The Jews saw the Allied conquest as a miracle. The Vichy regime had stripped some 330,000 Jews of their civil rights, imposed quotas,  restricted their entrance to schools and some professions and forced them back into the Jewish ghettos.
The Jewish community of Casablanca commissioned a scribe called P. Hassine to write a  special commemorative scroll called ‘Megillat Hitler.’ The scroll is now on display at the US Holocaust Museum in Washington DC.

Written in Hebrew, its text echoes the original Scroll of Esther. It describes the rise of “Hitler the painter,” who rose to become the ruler of all of Germany, and who took the advice of his chamberlain Himmler to destroy the Jews.
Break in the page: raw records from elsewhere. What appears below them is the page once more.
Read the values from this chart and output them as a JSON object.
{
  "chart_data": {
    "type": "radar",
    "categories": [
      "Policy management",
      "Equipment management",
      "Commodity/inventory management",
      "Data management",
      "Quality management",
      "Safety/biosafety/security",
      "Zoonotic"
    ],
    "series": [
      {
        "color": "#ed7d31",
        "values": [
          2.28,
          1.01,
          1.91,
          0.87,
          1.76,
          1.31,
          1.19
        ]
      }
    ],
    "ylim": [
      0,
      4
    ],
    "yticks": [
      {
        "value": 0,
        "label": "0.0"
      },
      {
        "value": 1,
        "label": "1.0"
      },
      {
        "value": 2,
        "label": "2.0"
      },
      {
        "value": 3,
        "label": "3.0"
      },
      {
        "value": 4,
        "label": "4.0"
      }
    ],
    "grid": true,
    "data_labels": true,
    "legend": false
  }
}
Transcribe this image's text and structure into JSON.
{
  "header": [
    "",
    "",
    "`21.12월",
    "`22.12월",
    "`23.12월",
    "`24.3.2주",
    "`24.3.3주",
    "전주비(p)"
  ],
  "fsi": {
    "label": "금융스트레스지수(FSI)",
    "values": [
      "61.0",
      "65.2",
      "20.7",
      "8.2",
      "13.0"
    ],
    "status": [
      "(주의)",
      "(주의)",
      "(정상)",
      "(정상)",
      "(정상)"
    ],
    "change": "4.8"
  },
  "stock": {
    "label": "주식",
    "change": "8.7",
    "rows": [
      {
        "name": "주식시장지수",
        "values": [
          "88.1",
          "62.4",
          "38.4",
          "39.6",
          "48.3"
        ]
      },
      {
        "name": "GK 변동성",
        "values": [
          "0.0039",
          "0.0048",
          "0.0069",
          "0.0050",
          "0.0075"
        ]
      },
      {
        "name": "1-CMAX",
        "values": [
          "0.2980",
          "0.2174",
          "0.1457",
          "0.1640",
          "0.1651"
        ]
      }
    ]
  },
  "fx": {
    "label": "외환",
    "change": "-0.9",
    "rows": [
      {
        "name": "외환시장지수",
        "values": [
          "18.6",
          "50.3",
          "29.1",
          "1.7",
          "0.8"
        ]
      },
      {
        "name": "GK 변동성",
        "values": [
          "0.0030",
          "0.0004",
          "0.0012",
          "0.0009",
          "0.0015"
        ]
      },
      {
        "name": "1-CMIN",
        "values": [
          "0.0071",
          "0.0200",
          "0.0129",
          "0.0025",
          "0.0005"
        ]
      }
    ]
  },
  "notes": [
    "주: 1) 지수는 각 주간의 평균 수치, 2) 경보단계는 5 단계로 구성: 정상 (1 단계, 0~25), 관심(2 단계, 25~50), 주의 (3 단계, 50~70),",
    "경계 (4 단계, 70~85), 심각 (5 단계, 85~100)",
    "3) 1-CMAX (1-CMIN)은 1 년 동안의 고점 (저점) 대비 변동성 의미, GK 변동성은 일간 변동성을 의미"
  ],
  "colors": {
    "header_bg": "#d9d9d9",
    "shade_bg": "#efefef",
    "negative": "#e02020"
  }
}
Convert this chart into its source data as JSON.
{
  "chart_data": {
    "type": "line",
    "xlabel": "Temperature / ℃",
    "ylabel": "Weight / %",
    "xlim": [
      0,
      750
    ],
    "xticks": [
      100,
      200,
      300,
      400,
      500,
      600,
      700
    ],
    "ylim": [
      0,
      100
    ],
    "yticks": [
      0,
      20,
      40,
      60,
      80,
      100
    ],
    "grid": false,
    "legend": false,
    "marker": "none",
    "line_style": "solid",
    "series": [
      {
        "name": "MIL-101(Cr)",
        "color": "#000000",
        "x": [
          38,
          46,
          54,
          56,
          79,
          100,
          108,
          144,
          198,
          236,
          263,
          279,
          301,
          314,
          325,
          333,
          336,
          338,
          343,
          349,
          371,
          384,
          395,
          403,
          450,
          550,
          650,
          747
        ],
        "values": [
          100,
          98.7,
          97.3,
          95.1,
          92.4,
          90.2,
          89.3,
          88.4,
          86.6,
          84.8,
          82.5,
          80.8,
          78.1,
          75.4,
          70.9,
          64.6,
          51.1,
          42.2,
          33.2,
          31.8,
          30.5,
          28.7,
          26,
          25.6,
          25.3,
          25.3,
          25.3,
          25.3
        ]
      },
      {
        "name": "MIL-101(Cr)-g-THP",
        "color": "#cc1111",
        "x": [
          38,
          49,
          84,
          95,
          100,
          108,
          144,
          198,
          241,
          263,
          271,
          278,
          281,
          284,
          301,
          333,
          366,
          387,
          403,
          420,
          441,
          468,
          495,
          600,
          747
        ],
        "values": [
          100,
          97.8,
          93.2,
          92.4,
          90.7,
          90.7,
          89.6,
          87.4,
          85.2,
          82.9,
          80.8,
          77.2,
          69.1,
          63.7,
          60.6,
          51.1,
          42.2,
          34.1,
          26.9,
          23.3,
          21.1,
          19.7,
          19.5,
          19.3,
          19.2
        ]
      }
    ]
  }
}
P. Hassine, a Hebrew teacher from Casablanca, tells how Hitler’s plan to deport the Jews of North Africa was foiled at the last minute by the decision of President Roosevelt, “who could not sleep,” and so “commanded that these states be rescued and given protection.” Thus the Jews “went from mourning into happiness because the Americans established their rule.” The scroll declares that every year,“we are obligated to establish this day of rescue,” a “fixed and grand festival”.

But the Casablanca Jews rejoiced too soon:  At the same time as Operation Torch,   the Nazis retreated to Tunisia and imposed direct control: thousands of Jewish men were marched to forced labour camps. It would take the Allies another year before the Jews of North Africa would have their rights restored to them.

What happened to the Jews of Djerba  during the six months of Nazi occupation during World War II? Isolated on their island in the farthest corner of eastern Tunisia,  the Jews of that community appear to have been spared the round-ups resulting in males between the ages of 16 and 60 being sent to do forced labour.
But one incident does stick in the collective memory. At the time of the reading of the parasha of Terumah, the Nazis sent out instructions that the Jews of Djerba should immediately give them 50 kg of gold.

The deeply religious Jews of Djerba had just read the verse: “God instructed Moses to tell all Israelites whose heart so moved them to bring gifts of gold.”
On that Shabbat, the residents knew that something was seriously amiss when the chief rabbi of the island drove around in his car collecting the gold. He did not manage to fill the quota of 50 kilos.

But retribution did not come. The occupation was on its last legs. The Nazis never returned to the island of Djerba  and two months later, in May 1943, the Allies re-conquered Tunisia. And so the Jews of Djerba, too,  mark their own mini-Purim.